“ Shrek ” not worth going crazy


Tuesday morning the whole internet was talking about Shrek. Well, okay, maybe not all of the internet, but at least a little corner that uses Twitter. The Guardian published a twenty-year retrospective on the critics’ hit Cannes animated film Scott Tobias, who declared Shrek “A terrible movie.” It infuriated many fans of the darling movie, each jumping on Tobias’ hold like a clicky, absurd, false avant-garde bait rant.

Which is not really fair. Tobias makes some really interesting points about how ShrekThe massive success of (and that of its sequels and spinoffs) paved the way for many other boring animated films that “cram celebrities into recording booths, feed them board polished liners, and put these lines in the mouth of sassy CGI. animals or human inhabitants of the strange valley. Shrek didn’t invent the tradition of adult animated film humor, but it certainly solidified it as a go-to style, perhaps right after the melancholy whimsy of Pixar and its imitators. (In truth, it is much easier to synthesize Shreknudge-nudge gags than Pixar’s carefully managed sentiment, so more movies try first.)

I read it all without passion. Not because it’s hard to get involved in another movie on Twitter, but, of course, each one hits less and less over time. But because – shamefully? Proudly? Inertia? – I did not see Shrek. I saw a lot of it, because it was staple for a long time, and because my college cable TV channel ran the film on rotation for an entire semester. But I had never seen him from start to finish, instead osmosis Shrek find out through the ubiquitous memes and jargons on the millennial-dominated internet. When the movie came out I was just about to graduate from high school and couldn’t be bothered to watch a silly kids movie, even though all the reviews were saying that Shrek was smart and subversive and totally confused Disney in an irreverent way. (The villain lives in a theme park and looks like Michael eisner!)

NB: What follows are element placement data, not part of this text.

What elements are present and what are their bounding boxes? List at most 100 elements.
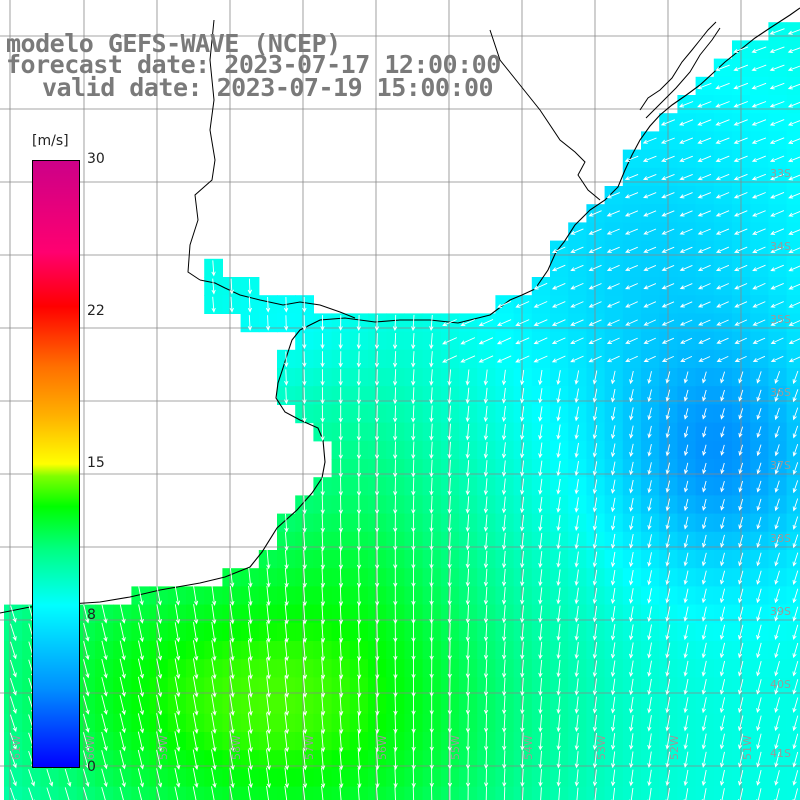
wind-vector-arrow	[82, 768, 90, 788]
wind-vector-arrow	[248, 567, 253, 588]
wind-vector-arrow	[788, 174, 800, 181]
wind-vector-arrow	[265, 315, 271, 331]
wind-vector-arrow	[574, 623, 579, 641]
wind-vector-arrow	[520, 460, 525, 477]
wind-vector-arrow	[302, 658, 308, 680]
wind-vector-arrow	[538, 496, 543, 514]
wind-vector-arrow	[574, 388, 579, 404]
wind-vector-arrow	[357, 731, 362, 753]
wind-vector-arrow	[770, 355, 784, 363]
wind-vector-arrow	[570, 282, 584, 290]
wind-vector-arrow	[302, 676, 308, 698]
wind-speed-cell	[786, 58, 800, 78]
wind-vector-arrow	[465, 460, 470, 478]
wind-vector-arrow	[483, 750, 489, 770]
wind-vector-arrow	[680, 337, 693, 344]
wind-vector-arrow	[792, 697, 799, 713]
wind-vector-arrow	[429, 333, 434, 350]
wind-vector-arrow	[792, 751, 799, 768]
wind-vector-arrow	[83, 659, 90, 679]
wind-vector-arrow	[284, 513, 289, 533]
wind-vector-arrow	[733, 228, 748, 235]
wind-vector-arrow	[266, 639, 271, 662]
wind-vector-arrow	[501, 424, 507, 441]
wind-vector-arrow	[716, 283, 729, 290]
wind-vector-arrow	[356, 405, 362, 423]
wind-vector-arrow	[665, 788, 670, 800]
wind-vector-arrow	[792, 552, 799, 567]
wind-vector-arrow	[465, 568, 470, 587]
wind-vector-arrow	[625, 246, 638, 253]
wind-vector-arrow	[520, 696, 525, 715]
latitude-label: 36S	[770, 386, 791, 399]
wind-vector-arrow	[302, 513, 307, 533]
wind-vector-arrow	[520, 677, 525, 697]
wind-vector-arrow	[756, 516, 762, 530]
wind-vector-arrow	[697, 264, 711, 272]
wind-vector-arrow	[716, 355, 729, 362]
wind-vector-arrow	[520, 732, 525, 751]
wind-vector-arrow	[625, 264, 638, 272]
wind-vector-arrow	[284, 531, 289, 552]
wind-vector-arrow	[792, 715, 799, 732]
longitude-label: 55W	[449, 735, 462, 760]
forecast-date-label: forecast date: 2023-07-17 12:00:00	[6, 50, 501, 79]
wind-vector-arrow	[792, 788, 799, 800]
wind-vector-arrow	[715, 264, 730, 272]
wind-vector-arrow	[610, 407, 616, 421]
longitude-label: 57W	[303, 735, 316, 760]
wind-vector-arrow	[629, 642, 634, 659]
wind-vector-arrow	[787, 101, 800, 108]
wind-vector-arrow	[501, 641, 507, 660]
wind-vector-arrow	[447, 441, 452, 460]
wind-vector-arrow	[520, 496, 525, 514]
wind-vector-arrow	[302, 567, 307, 588]
wind-vector-arrow	[137, 658, 144, 679]
wind-vector-arrow	[588, 246, 602, 253]
wind-vector-arrow	[83, 640, 90, 661]
wind-vector-arrow	[792, 443, 799, 457]
wind-vector-arrow	[375, 676, 380, 698]
wind-vector-arrow	[320, 315, 325, 331]
wind-vector-arrow	[320, 477, 325, 497]
wind-vector-arrow	[284, 639, 289, 662]
wind-vector-arrow	[770, 173, 785, 181]
wind-vector-arrow	[515, 319, 530, 326]
wind-vector-arrow	[357, 694, 362, 716]
wind-vector-arrow	[156, 731, 163, 752]
wind-speed-cell	[786, 76, 800, 96]
wind-vector-arrow	[606, 210, 620, 217]
wind-vector-arrow	[719, 570, 726, 585]
wind-vector-arrow	[478, 319, 494, 327]
wind-vector-arrow	[774, 606, 780, 622]
wind-vector-arrow	[465, 496, 470, 514]
wind-vector-arrow	[247, 749, 253, 771]
wind-vector-arrow	[338, 459, 343, 478]
wind-vector-arrow	[665, 606, 671, 622]
wind-vector-arrow	[770, 246, 784, 254]
wind-vector-arrow	[592, 479, 598, 495]
latitude-label: 41S	[770, 747, 791, 760]
wind-vector-arrow	[574, 424, 579, 440]
wind-vector-arrow	[321, 749, 326, 771]
wind-vector-arrow	[465, 586, 470, 606]
wind-vector-arrow	[266, 658, 271, 680]
wind-vector-arrow	[392, 423, 398, 442]
wind-vector-arrow	[788, 138, 800, 144]
wind-vector-arrow	[592, 461, 598, 476]
wind-vector-arrow	[574, 751, 579, 769]
wind-vector-arrow	[501, 442, 507, 459]
wind-vector-arrow	[119, 676, 126, 698]
wind-vector-arrow	[629, 479, 634, 494]
wind-vector-arrow	[720, 462, 725, 475]
wind-vector-arrow	[320, 639, 326, 662]
wind-vector-arrow	[538, 551, 543, 569]
wind-vector-arrow	[588, 210, 602, 217]
wind-vector-arrow	[465, 695, 471, 715]
wind-vector-arrow	[138, 622, 144, 643]
wind-vector-arrow	[211, 676, 217, 698]
wind-vector-arrow	[392, 459, 398, 478]
wind-vector-arrow	[774, 570, 780, 585]
wind-vector-arrow	[229, 568, 235, 588]
wind-vector-arrow	[284, 621, 289, 643]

A diligent observer and responsible for the Twitter phenomena, I decided to postpone the rest of my work and watch Shrek today. I was curious to join up with Tobias or the strong supporters of the film. My suspicion was the first; Shrek-The devious iconoclasm style attempts are usually more arduous than satisfying, and I don’t like jokes about people, or ogres, brushing their teeth with mud or farting. (I like fart jokes, but not when people notice the smell. The noise is funny, in my opinion unnecessary.)

Anyway! Watching the movie, I immediately saw what Tobias was arguing with. Shrek is a crude film, both in handling and aesthetics. It is not really ShrekComputer animation blame has come so far since the film’s release 20 years ago, but even then there were films using similar technologies whose images have stood the test of time better. (You know what almost always ages well? Hand-drawn animation!) Shrek is garish, perhaps by design. It is unpleasant to watch and to listen, with Mike Meyers do his abrasive Scottish burr and Eddie murphy mugging for the back of the house as Shrek’s loyal companion / boredom, donkey.

The humor is stale and tense, its messages about stereotypes and lookism creaky and perhaps too heavily placed on the shoulders of the only female character, Cameron DiazIt’s Fiona. (Who’s a pretty woman by day, an ugly ogre by night – until the end, when she becomes an ogre.) All of the film’s fiery kisses with beloved fairy-tale characters may have appealed to one. a certain spirit of detachment and ironic rule of the early 2000s – break. But – as Tobias convincingly argues – he now plays casually and almost nihilistically. Shrek seems to be part of the culture wave that took hold of the serious until she was barely alive, and then rebuilt in the noxious, corporate way of brand fandom and new cuteness opposed to speech. The movie feels a bit mean that way.

Mostly, however, my reaction to Shrek was as impartial as he was before he saw it. The film is so deeply rooted in the cultural heritage that it has become fixed and impermeable. The fans who loved him then and love him now will never be convinced otherwise; people who have always been skeptical hardly gain further skepticism at this point. A lot of those fans might have been at the right age of formation when the movie came out, so their brains grew around it. Mine has done the same for a myriad of movies and TV shows that now look skinny, or riddled with trouble, or have become glaring emblems of a bad era in popular culture.

Shrek wins such visceral reactions because he is such an accurate marker of his time; he both responded to the customs of the time and contributed to their creation. Which means that attacking it is, in some senses, attacking much bigger things – like memory, like lived experience, like youth itself. That doesn’t exclude the film from criticism, certainly; anything loved from which a contemporary sick person may come is not immune from criticism simply because it is old and revered. But perhaps it is better in this particular case – or at least more productive – to attack and unpack the diseased current rather than boldly relitigate something so ossified and established and above all benign. Shrek. (We are not talking about Blown away by the wind here.)